Les plaquettes de frein en céramique comprennent un témoin d’usure mécanique, une petite languette métallique fixée à la plaque de support de la plaquette qui entre en contact avec la surface du disque lorsque le matériau de la plaquette s’use jusqu’à l’épaisseur minimale de sécurité d’environ 2 à 3 mm. Le contact entre le témoin d’usure et le disque produit un grincement aigu qui se produit à chaque arrêt et continue après le relâchement des freins. Ce son constitue le système d’alerte intégré de la plaquette et indique un remplacement dans les 1 600 à 3 200 km (1 000-2 000 miles) à venir.
N’attendez pas que le son du témoin d’usure devienne un bruit de frottement métallique. Un bruit de frottement signifie que la plaque de support métallique de la plaquette entre directement en contact avec le disque, ce qui entraîne des dommages rapides du disque nécessitant son remplacement en plus de celui des plaquettes. Inspectez visuellement l’épaisseur des plaquettes à travers les rayons des roues à chaque intervalle de vidange d’huile. Remplacez les plaquettes lorsque l’épaisseur du matériau de friction atteint 3 mm ou moins.

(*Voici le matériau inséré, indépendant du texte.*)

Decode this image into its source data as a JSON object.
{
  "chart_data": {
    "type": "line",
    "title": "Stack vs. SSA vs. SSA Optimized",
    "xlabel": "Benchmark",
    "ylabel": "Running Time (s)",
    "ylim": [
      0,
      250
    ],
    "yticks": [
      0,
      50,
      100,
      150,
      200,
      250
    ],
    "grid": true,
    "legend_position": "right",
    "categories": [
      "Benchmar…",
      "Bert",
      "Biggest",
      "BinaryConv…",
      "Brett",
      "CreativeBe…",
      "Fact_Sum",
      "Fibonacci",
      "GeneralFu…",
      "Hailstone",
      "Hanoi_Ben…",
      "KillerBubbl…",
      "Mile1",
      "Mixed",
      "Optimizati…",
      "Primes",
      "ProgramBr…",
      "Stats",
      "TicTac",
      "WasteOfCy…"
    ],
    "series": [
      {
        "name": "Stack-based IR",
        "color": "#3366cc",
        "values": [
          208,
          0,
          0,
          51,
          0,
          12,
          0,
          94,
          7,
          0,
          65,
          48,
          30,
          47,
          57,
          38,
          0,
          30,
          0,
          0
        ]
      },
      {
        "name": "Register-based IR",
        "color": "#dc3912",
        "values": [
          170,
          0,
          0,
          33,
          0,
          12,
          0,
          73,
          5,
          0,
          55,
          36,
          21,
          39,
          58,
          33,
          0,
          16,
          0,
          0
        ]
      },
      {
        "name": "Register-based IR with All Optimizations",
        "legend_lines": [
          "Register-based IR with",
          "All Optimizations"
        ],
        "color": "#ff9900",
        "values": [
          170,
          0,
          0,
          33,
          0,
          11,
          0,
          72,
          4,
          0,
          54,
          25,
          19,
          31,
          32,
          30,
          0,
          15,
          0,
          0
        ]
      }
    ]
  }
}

Une jauge d’épaisseur de plaquette de frein permet d’obtenir une mesure précise sans démonter la roue.
Les plaquettes de frein en céramique de marque haut de gamme valent-elles le coût supplémentaire par rapport aux plaquettes en céramique économiques ?
Les plaquettes de frein en céramique haut de gamme de fabricants tels qu’Akebono, Bosch QuietCast et Wagner ThermoQuiet sont fabriquées selon des tolérances de régularité de composé plus strictes que les plaquettes en céramique économiques vendues sous des étiquettes génériques ou de marques de distributeur. La différence principale réside dans l’uniformité du composé, qui affecte la régularité avec laquelle la plaquette maintient son coefficient de friction à travers les cycles de température sur l’ensemble de sa durée de vie. Une plaquette en céramique économique peut démarrer avec des chiffres de friction similaires à ceux d’une plaquette haut de gamme, mais se dégrader plus rapidement sur 48 000 à 80 000 km (30k-50k miles) de cycles thermiques.
Pour l’essieu avant d’un véhicule de plus de 1 600 kg (3 500 lb), le supplément de 20 $ à 40 $ par jeu d’essieu pour une plaquette en céramique haut de gamme constitue un investissement de sécurité justifié. Les freins avant supportent 60 à 70 % de la charge totale de freinage du véhicule sur la plupart des véhicules de tourisme. Les plaquettes en céramique économiques constituent un choix raisonnable pour les essieux arrière sur les véhicules plus légers où la marge de sécurité pour la variation des composés est plus large. Vérifiez que toute plaquette en céramique que vous achetez porte une certification de friction reconnue telle que FMSI (Friction Materials Standards Institute) ou ECE R90 (équivalent européen) pour confirmer les tests de composés indépendants.
Conclusion
Les plaquettes de frein en céramique constituent le choix le plus sûr pour la conduite quotidienne dans la majorité des véhicules et des conditions de conduite. Elles maintiennent une production de friction constante au-dessus de 260 °C (500 °F), produisent 40 à 60 % de poussière de frein en moins que les composés organiques, fonctionnent avec beaucoup moins de bruit et durent 80 000 à 110 000 km (50k-70k miles) contre 40 000 à 64 000 km (25k-40k miles) pour les plaquettes organiques.
Les plaquettes organiques restent un choix acceptable pour les véhicules légers dans le cadre d’une conduite à faible intensité avec des schémas d’arrêts uniques peu fréquents, et elles détiennent un léger avantage sur la préservation des disques et l’engagement à froid par temps froid. Pour le reste, la marge de sécurité du composé céramique à son coefficient de friction nominal constitue la bonne réponse. Installez un jeu de qualité de plaquettes de frein en céramique adaptées au poids de votre véhicule et à votre cas d’utilisation, suivez la procédure de rodage du fabricant et inspectez l’épaisseur des plaquettes à chaque intervalle de vidange d’huile pour maintenir l’ensemble de votre système de freinage en bon état de fonctionnement sécuritaire.